Credit Riverhead Books
Kerry Egan's book On Living grew out of her conversations with hospice patients who wished they could write their own stories.

Loss,shame, grief and trauma commonly thread through these stories.

"Those are the experiences that really pull your sense of identity out from under you," Egan said.

"You think you are one person, you think the world works in a certain way, and then you have those experiences that just pull that sense of meaning and identity out from under you, and it's really frightening. That is the definition of a spiritual crisis right there."

Patients usually arrive at a place of meaning on their own, Egan said.
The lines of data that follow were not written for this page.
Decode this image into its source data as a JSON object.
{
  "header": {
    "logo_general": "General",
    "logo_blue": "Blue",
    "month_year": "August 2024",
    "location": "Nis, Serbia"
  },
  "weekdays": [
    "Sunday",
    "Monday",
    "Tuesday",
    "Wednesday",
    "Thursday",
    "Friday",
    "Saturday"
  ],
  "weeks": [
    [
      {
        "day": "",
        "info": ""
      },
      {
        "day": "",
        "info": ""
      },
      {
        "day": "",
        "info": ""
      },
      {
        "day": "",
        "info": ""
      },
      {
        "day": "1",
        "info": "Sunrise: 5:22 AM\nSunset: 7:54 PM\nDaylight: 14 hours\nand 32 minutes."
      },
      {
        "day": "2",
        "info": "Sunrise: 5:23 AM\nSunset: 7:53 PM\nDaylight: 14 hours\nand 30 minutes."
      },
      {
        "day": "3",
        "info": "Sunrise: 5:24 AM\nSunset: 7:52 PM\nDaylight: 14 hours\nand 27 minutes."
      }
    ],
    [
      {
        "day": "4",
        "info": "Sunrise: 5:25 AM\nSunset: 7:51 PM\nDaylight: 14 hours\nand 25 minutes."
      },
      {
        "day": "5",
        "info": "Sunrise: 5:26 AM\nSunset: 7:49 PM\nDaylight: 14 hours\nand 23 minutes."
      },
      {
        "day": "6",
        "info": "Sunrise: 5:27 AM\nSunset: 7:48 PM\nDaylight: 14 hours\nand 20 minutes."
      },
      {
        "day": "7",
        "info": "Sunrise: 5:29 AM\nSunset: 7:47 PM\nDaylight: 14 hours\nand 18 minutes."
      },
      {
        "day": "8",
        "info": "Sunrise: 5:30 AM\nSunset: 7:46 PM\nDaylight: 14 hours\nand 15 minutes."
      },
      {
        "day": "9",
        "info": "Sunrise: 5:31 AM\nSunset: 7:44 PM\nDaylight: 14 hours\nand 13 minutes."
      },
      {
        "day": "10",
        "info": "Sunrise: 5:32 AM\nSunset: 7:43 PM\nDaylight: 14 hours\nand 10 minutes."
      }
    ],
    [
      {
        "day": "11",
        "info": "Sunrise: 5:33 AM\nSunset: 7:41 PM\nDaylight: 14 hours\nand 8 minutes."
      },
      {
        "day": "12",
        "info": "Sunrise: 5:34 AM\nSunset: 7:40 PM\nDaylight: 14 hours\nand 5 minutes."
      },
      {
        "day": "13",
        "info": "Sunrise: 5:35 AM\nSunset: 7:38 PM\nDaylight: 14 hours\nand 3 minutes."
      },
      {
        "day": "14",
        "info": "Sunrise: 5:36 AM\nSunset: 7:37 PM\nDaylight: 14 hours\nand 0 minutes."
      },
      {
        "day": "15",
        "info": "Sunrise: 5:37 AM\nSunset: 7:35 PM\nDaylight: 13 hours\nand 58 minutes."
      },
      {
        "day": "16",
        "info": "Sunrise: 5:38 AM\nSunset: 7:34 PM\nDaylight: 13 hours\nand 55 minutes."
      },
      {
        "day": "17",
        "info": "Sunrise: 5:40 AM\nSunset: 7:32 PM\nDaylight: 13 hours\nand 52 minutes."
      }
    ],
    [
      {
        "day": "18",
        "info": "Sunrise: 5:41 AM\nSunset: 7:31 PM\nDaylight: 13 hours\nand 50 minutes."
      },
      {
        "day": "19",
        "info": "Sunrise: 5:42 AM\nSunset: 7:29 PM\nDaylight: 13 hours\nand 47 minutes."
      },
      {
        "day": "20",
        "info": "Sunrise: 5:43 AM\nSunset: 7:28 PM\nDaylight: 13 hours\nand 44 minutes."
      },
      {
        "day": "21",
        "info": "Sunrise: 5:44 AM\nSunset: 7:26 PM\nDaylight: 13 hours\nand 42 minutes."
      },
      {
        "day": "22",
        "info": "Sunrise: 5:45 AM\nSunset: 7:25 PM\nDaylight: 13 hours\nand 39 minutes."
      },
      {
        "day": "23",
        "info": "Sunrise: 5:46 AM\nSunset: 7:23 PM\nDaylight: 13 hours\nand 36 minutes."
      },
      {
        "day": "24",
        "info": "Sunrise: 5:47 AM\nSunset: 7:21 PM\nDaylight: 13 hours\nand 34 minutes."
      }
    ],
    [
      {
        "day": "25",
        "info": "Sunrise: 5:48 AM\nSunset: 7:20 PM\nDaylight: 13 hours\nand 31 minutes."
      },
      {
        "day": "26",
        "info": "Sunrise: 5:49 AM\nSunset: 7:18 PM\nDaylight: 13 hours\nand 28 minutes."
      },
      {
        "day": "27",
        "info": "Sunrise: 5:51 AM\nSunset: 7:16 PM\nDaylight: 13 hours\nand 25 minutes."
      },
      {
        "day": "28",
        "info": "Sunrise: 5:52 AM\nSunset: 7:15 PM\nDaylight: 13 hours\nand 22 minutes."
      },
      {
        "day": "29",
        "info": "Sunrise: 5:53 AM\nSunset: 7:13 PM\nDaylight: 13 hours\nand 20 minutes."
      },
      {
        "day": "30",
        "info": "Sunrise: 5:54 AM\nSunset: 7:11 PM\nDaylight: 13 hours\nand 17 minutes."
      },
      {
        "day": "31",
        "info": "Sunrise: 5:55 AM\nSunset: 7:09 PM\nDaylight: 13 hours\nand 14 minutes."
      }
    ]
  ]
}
"Sometimes you want a chaplain with you to talk through it, but the patient is the one who does that work," Egan added.

And not every visit involves a deep, heavy story.

"Sometimes there are fun, pleasant visits where you sing songs, tell funny  stories. It's not always really deep, painful stories."

She said having a religious faith often helps patients, but not always. "I have seen people who don't belief in an after-life be at peace, and people who have been faithful all their lives can be in a panic."

She said faith is one resource in facing the end of life, but there are many other tools that offer comfort and meaning.  "There is literature, music, friends family, the work  you did in life," Egan said.